Sex-specific differences in social novelty preference occur in Tsc1 mutant and control groups. 9–11 week-old male and female Tsc1^mut/mut (N = 13 males and N = 11 females), Tsc1^mut/wt (N = 10 males and N = 10 females), and control (CN, N = 11 males and N = 10 females) mice were tested for preference for social novelty using the three-chamber apparatus depicted in panel (A). In the photograph and cartoon depiction, the test mouse in the center chamber is free to interact with an unfamiliar or familiar animal in the two side chambers. Panels B-E. show results for 9–11 week-old animal testing and panels (F–H). show results for 16–24 week-old animal tests. (B) Female control and Tsc1^mut/wt mice investigated the unfamiliar animal a significantly lesser percentage of time (CN: p < 0.001, two-way ANOVA, Tsc1^mut/wt: p < 0.01, two-way ANOVA) compared to males. No significant differences were measured between genotypes. (C) For the Tsc1^mut/mut and Tsc1^mut/wt groups, females had significantly (p < 0.01, two-way ANOVA) lower preference for direct contact with the unfamiliar animal compared to males. Mean ± SEM values are plotted in (B). In panel (C), individual values are plotted with the mean ± SEM shown in green (ns, not significant, *p < 0.05, **p < 0.01, *** p < 0.001; ****p < 0.0001, Šídák’s corrected multiple comparison tests used in two-way ANOVAs). (F) In 16–24 week-old Tsc1^mut/mut (N = 8 males and N = 9 females) and control (N = 8 males and N = 6 females) cohorts, Tsc1^mut/mut mice spent significantly (p < 0.05, two-way ANOVA) less time investigating the unfamiliar mouse than controls. (G,H) Tsc1^mut/mut mice had no preference for direct contact with the familiar mouse.
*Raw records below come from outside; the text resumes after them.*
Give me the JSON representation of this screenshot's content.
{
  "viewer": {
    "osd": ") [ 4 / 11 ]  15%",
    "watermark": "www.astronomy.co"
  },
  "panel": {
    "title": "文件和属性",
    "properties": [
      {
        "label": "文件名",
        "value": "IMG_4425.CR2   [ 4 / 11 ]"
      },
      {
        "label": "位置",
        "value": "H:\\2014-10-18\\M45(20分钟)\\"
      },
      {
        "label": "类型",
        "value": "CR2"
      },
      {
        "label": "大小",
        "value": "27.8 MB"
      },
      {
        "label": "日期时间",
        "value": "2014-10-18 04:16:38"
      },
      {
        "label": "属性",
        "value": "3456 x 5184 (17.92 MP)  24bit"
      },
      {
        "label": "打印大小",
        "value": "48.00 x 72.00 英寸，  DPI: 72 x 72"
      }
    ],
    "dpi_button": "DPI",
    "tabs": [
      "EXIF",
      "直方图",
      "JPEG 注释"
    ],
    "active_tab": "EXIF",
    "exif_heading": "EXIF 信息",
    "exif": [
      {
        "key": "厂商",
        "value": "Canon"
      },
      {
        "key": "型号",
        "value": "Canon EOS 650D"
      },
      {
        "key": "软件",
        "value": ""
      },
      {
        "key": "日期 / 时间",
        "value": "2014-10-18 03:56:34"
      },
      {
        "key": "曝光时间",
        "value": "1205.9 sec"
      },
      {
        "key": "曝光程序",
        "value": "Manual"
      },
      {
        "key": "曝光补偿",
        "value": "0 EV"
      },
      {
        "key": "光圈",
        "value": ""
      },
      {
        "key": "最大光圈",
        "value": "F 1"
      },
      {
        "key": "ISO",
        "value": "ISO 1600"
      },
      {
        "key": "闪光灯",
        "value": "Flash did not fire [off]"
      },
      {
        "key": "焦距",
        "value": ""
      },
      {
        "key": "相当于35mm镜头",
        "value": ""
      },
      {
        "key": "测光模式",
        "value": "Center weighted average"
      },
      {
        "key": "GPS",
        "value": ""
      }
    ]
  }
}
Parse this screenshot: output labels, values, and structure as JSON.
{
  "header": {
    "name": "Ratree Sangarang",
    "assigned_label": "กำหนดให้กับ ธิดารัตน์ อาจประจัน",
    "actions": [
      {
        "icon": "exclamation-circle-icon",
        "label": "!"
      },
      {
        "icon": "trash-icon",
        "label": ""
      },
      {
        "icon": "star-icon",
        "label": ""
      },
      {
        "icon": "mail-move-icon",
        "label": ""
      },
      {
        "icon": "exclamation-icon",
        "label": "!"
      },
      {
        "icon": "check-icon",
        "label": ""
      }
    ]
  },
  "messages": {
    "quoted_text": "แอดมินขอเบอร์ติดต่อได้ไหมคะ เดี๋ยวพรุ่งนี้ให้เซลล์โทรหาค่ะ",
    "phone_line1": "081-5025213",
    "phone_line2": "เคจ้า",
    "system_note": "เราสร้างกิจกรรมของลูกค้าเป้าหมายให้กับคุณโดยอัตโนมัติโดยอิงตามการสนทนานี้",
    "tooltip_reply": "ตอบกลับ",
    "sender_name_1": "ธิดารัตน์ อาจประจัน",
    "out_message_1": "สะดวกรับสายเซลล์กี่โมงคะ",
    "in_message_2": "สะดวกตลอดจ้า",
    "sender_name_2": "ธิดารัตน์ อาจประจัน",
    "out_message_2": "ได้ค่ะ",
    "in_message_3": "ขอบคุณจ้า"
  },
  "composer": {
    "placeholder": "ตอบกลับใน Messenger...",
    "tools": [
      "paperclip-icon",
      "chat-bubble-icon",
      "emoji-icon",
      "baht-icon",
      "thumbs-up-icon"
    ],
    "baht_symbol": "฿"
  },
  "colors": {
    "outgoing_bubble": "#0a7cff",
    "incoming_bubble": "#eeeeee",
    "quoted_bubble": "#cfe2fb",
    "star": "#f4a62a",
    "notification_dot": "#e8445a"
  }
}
No differences between sex were measured in control (G) or Tsc1^mut/mut (H) animals. Mean ± SEM values are plotted in F. In panel G-H., individual values are plotted with the mean ± SEM shown in green (ns, not significant, * p < 0.05, ** p < 0.01, *** p < 0.001, Šídák’s corrected multiple comparison tests used in two-way ANOVAs).